NYC families sue after airlines lose loved ones’ bodies

Two New York families endured the same ghoulish nightmare when the bodies of their deceased loved ones were lost, according to lawsuits.

One Bronx family has accused Turkish Airlines of losing the remains of their patriarch on the way to his funeral in Kazakhstan, while a Brooklyn clan charges their dead mother’s body was 11 days late to services in Puerto Rico.

“I cannot talk about this without tears in my eye,” said Nagima Alzhan 63, whose husband Serik Berlinbayev died in a Bronx hospital in December 2019 from liver problems.

Nagima had immigrated to the United States in 2002 after winning a lottery for a green card, learning English and working her way up to become a registered nurse. Berlinbayev, who was a government official in their native Kazakhstan, joined her here in 2015, she said.

“I was working two jobs. He was taking care of us,” she said of her husband of 35 years.

When he died, Nagima paid $15,000 to a local funeral director to embalm the remains and arrange transport to their homeland, so Berlinbayev could have a funeral and be buried within seven days of his death, as per Muslim custom.

Berlinbayev died in a Bronx hospital in December 2019 from liver problems. Family handout

His body was put on a flight out of Kennedy Airport on Dec. 19, 2019, and expected to arrive in Kazakhstan on Dec. 21, when about 100 people were due to attend the funeral.

But the remains didn’t show up.

“No one was picking up the phone,” she recalled. “At that moment, we were just crying. It was terrible. It’s not a piece of, I don’t know, something — it’s human. It’s unbelievable what we went through.”

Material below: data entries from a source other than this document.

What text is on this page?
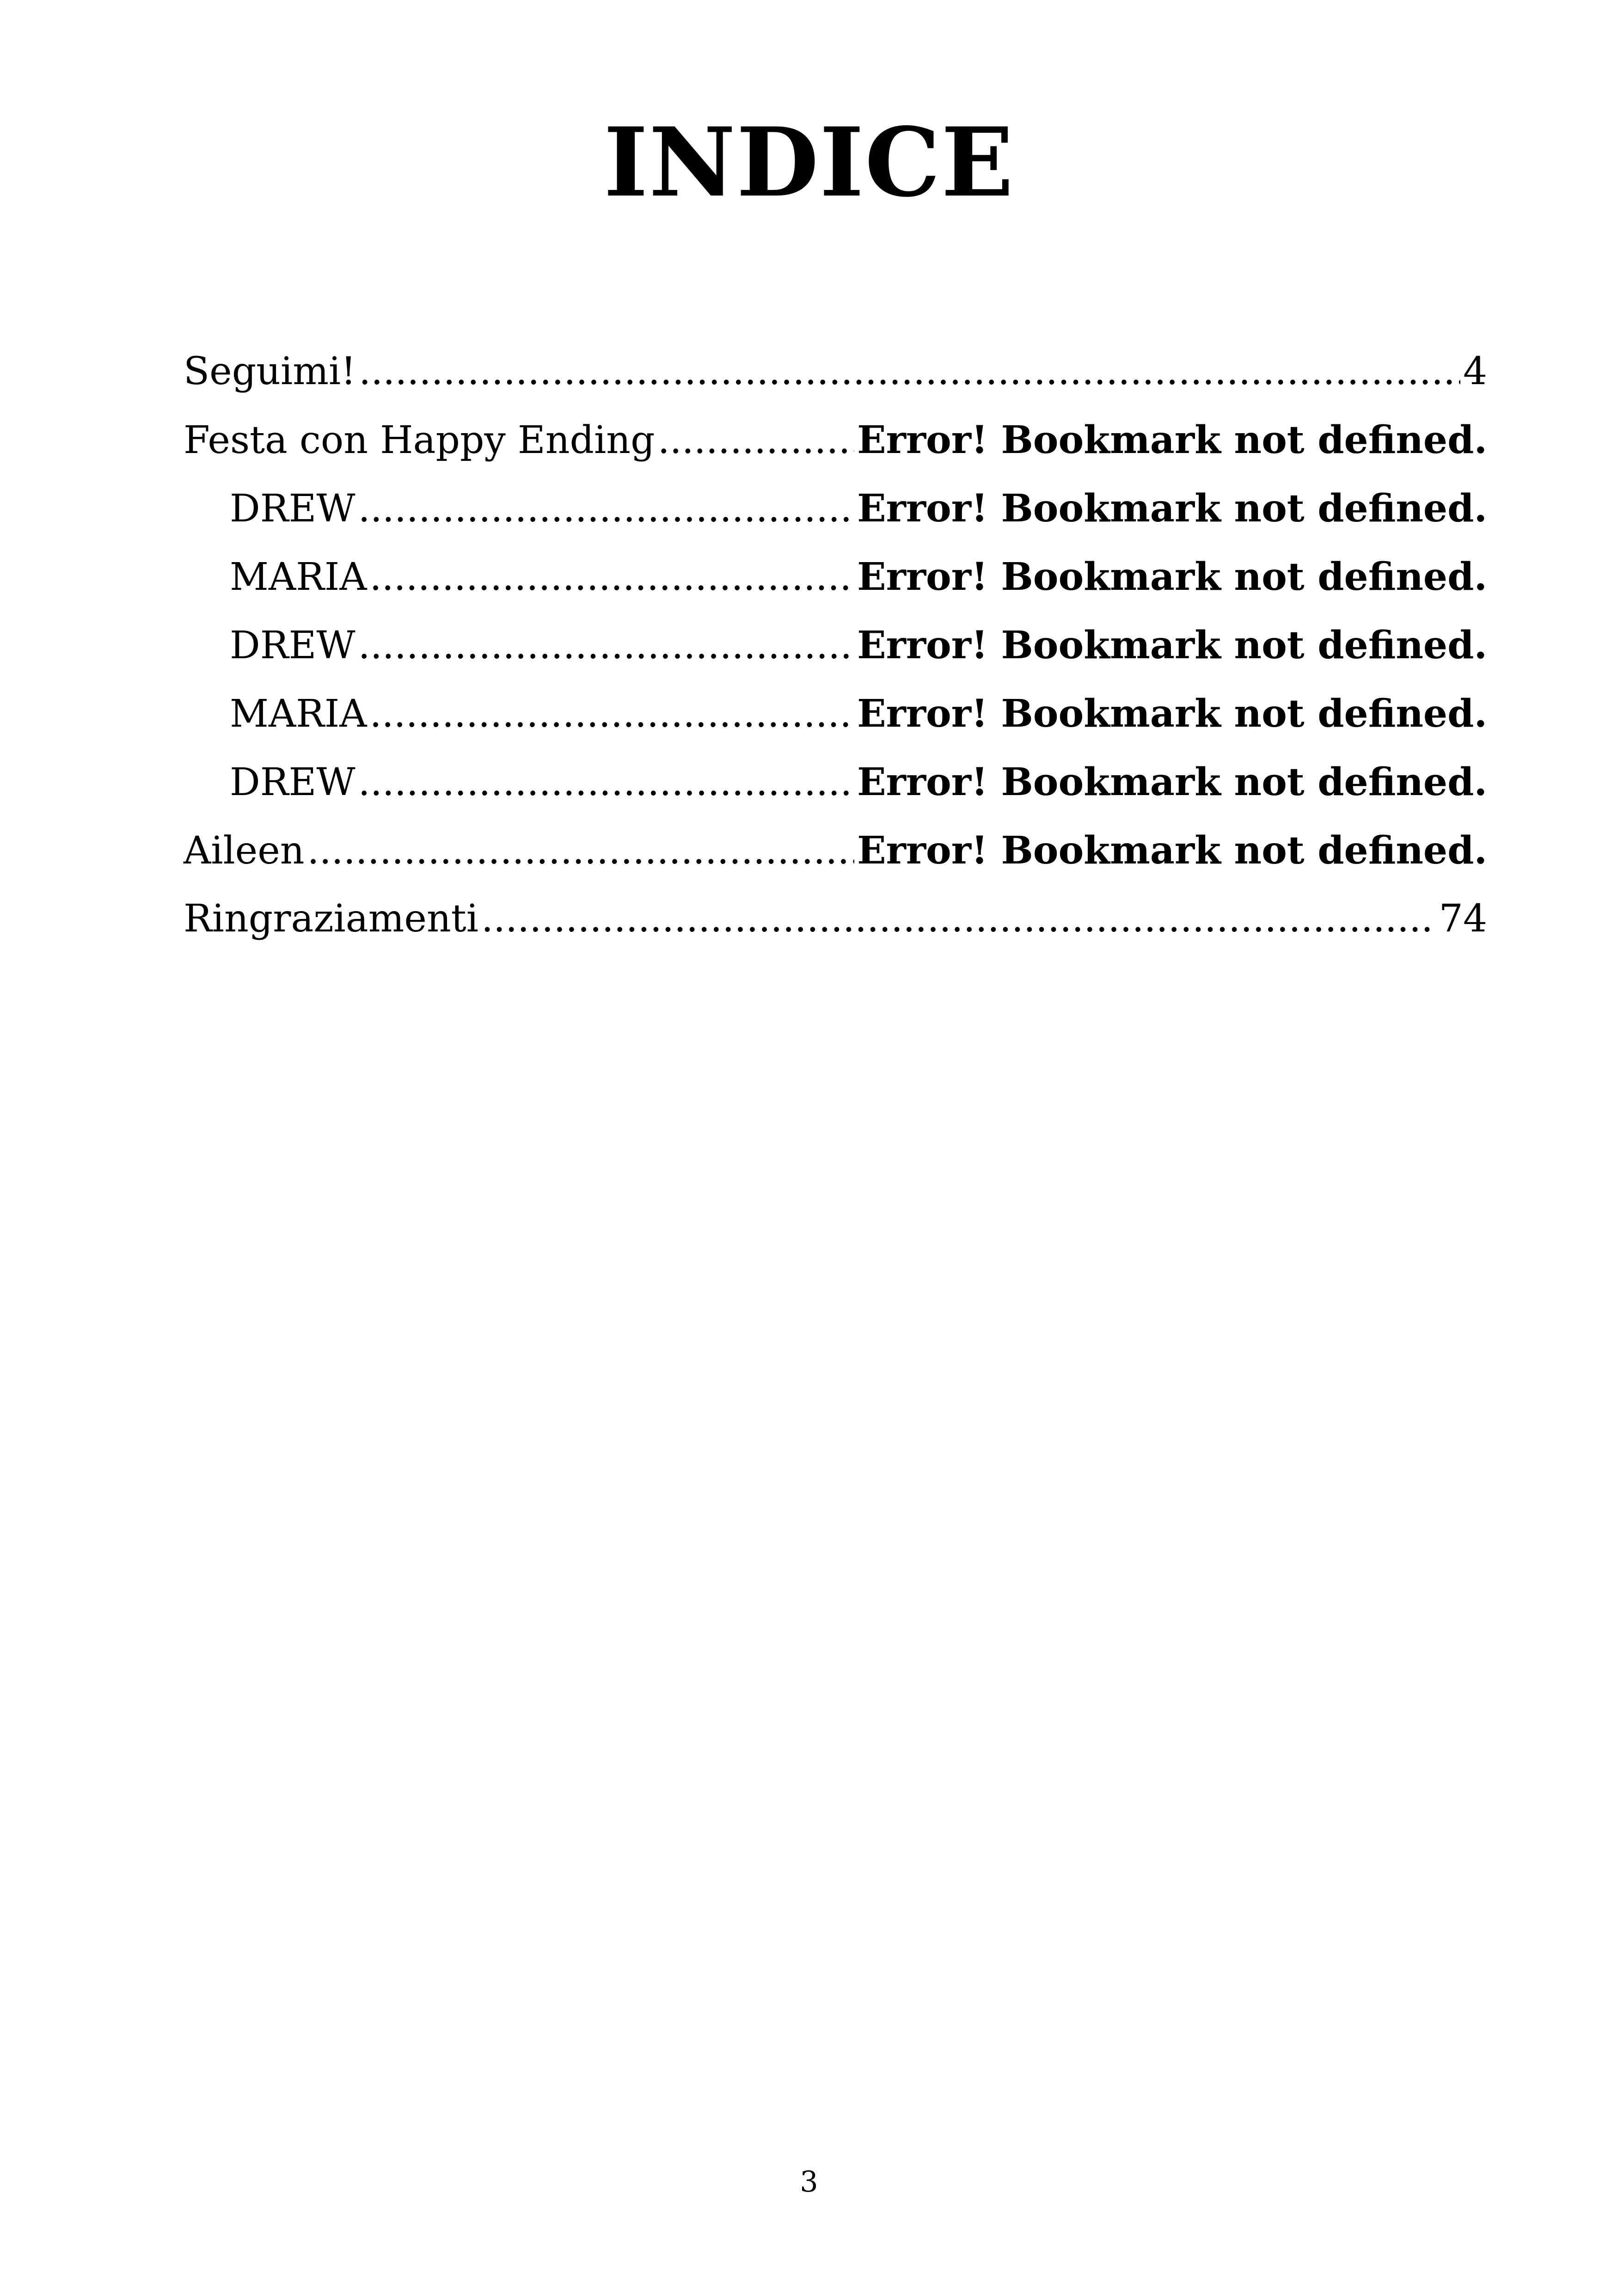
INDICE
Seguimi! .....	4
Festa con Happy Ending .....	Error! Bookmark not defined.
DREW .....	Error! Bookmark not defined.
MARIA .....	Error! Bookmark not defined.
DREW .....	Error! Bookmark not defined.
MARIA .....	Error! Bookmark not defined.
DREW .....	Error! Bookmark not defined.
Aileen .....	Error! Bookmark not defined.
Ringraziamenti .....	74
3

Berlinbayev worked as a government official in Kazakhstan until he joined his wife in the US in 2015. J.C.Rice

Berlinbayev’s body, which had been lost in Istanbul, was finally located but not until the family was forced to break the seven-day custom. Turkish Airlines didn’t apologize, she added. Nagima is seeking unspecified damages in her Bronx Supreme Court lawsuit against the airline.

The family of Ana Rivera was also traumatized, according to a Brooklyn Supreme Court.

Rivera, a married mother of two, died at Kingsbrook Jewish Medical Center on March 31, 2020, from complications of pneumonia. The family hired Paccione Funeral Directors on Staten Island to help transport Rivera’s body via American Airlines to Puerto Rico, where it was due to arrive on April 8, 2020, according to the legal filing. But the body didn’t show up until April 19 — and was decomposing, the family charged in the litigation filed against Paccione, American Airlines and others.

Ana Rivera died in March 2020, from complications of pneumonia. Family handout

“The law puts a special value on human remains and you can’t treat deceased person like a piece of luggage or a piece of cargo,” said lawyer Mark Seitelman, who represents both families. “It has to be treated with respect, it has to be delivered on time to the mourners who are waiting to receive it.”

Turkish Airlines didn’t respond to a message seeking comment. American Airlines said it would review the allegations.

Rocco Paccione, owner of the Staten Island funeral home, noted that Rivera’s death came as deaths from the COVID-19 pandemic put incredible strain on resources throughout the health care and funeral industries in the five boroughs.

“We were given a set of instructions. We followed our instructions and Ms. Rivera got home,” he said, declining further comment on the pending litigation.